Clerical abuse survivor: ‘The protections weren’t around when I was raped’

Vatican summit on child sexual abuse: Darren McGavin calls for transparency, accountability, and truth from the Church

Darren McGavin’s abuse by Tony Walsh ended when he was 11 years old.

Darren McGavin’s abuse by Tony Walsh ended when he was 11 years old.

 

Ahead of the Vatican conference on abuse in the Church, The Irish Times speaks to clerical abuse survivor Darren McGavin

Darren McGavin is now 47 and still in recovery. He suffers bouts of depression but takes his medication and attends counselling. He also still attends psychiatrist Dr Ivor Browne who, by now, is as much a friend and mentor, as a doctor.

His abuse by Tony Walsh ended when he was 11 but it was 10 years later before he did anything about it. The intervening years were marked by much drug abuse and as many as “five or six” suicide attempts.

It would take 17 years for them to successfully prosecute the case against Tony Walsh

Then he decided enough was enough and went to the Garda, who were sympathetic and supportive from the beginning. That was in 1993. It would take 17 years for them to successfully prosecute the case against Tony Walsh, but he and they persisted.

Mr McGavin has had a series of relationships. With one long-term partner he had two children, both now adults, and a third child with a more recent partner. Currently he is not working but is attending “a lot of self-help courses”.

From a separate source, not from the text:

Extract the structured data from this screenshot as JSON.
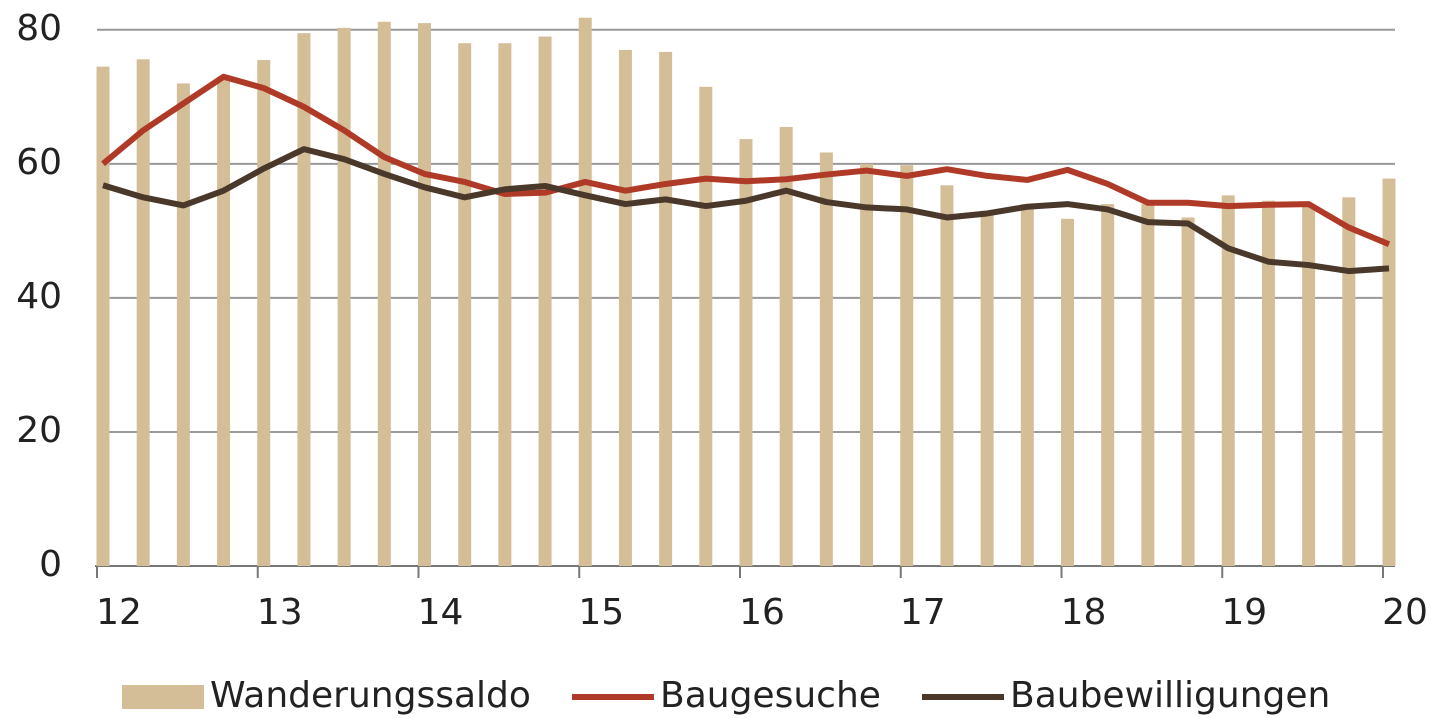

He recently met the Catholic Primate Archbishop Eamon Martin, who has been having face-to-face meetings with abuse survivors all over Ireland, in advance of his attendance at the Protection of Minors in the Church meeting at the Vatican this week.

The seminaries are empty . . . belief in the church is diminishing daily

In preparation Mr McGavin had pre-prepared answers to five questions he had been sent in advance of the meeting. He worked on them over three days and reduced 40 foolscap pages of replies to five pages.

They asked (1) his view of “the situation in Ireland now in relation to the abuse of children by priests or religious”. He replied “the seminaries are empty . . . belief in the church is diminishing daily . . . next to be affected will be sacraments of Baptism, Communion, Confirmation and funerals”.

Next was (2) “What or where are the areas where children are most at risk of being abused in Ireland today?” He listed off just about everywhere children are gathered. (3) “How and why has the church failed in protecting children from abuse or in dealing adequately with reports/disclosure of abuse?”

In this reply Mr McGavin called for transparency, accountability and truth, what he described as Tat, the lack of which was behind the church’s failure in the context.

On (4), “What were the most effective preventative measures, if any, that the church in Ireland has adopted to protect children from abuse in the church?” he responded how, unfortunately, protections “were not around, or in place, at the time and times of my and many other survivors’ multiple abuse and rape. But these are now eloquently and beautifully displayed to read or download from the internet free of charge.”

To the last question (5) “If you had a chance to say one thing to Pope Francis about the issue, what would it be?” he answered “Your Lord Jesus Christ is very much alive within you. Do for him as he has taught you according to the word of God and fear not the condemnation for doing his work here on earth. For you will be rewarded in heaven . . .”

Clerical abuse survivor Darren McGavin, now 47 and still in recovery. Photograph: Tom Honan/The Irish Times.
Clerical abuse survivor Darren McGavin, now 47 and still in recovery. Photograph: Tom Honan/The Irish Times

Where the Irish church is concerned – and Darren McGavin has been dealing with it on the abuse issue since 2008 – he feels that at Archbishop House in Dublin there is a need for survivors not to be met just by clerics and administration staff, but also by “someone of substance from a survivors’ group”. He felt this would help particularly where false claims or allegations are made.

There was also a need for follow-through from psychotherapy, he said. Internationally he felt that what could be achieved in a four-day meeting at the Vatican was “minimal”, it was so short. “I definitely feel it’s a smokescreen,” he said.

He found Archbishop Eamon Martin to be “open, sincere, non-judgmental, and at times when I was speaking he was shocked and taken aback. I was coming from a positive side and I don’t think he was expecting that.”

The archbishop told him that “even if nothing happens over here [Rome], he was only one man and would I be willing to work with him when he comes back, and I told him I would be”.

Then “we were talking about [Archbishop of Dublin] Diarmuid Martin resigning and I said I wouldn’t let him resign. He’s done too much work, from my point of view as a survivor, to just walk away from it.”

He continued: “I see the issue with Diarmuid as his colleagues, fellow priests and Ministers have failed him because of their disbelief in the allegations. I feel the pope asked him to do a monumental job that the Pope [John Paul] couldn’t even do himself but they bound his hands and gagged him to a certain extent.”

He suggested to Archbishop Eamon Martin “that if he had a chance to speak to the pope around that, then maybe take Diarmuid Martin out of his position here in Ireland and put him somewhere safe where he can do that work with likeminded archbishops, where they are free from condemnation and negativity.”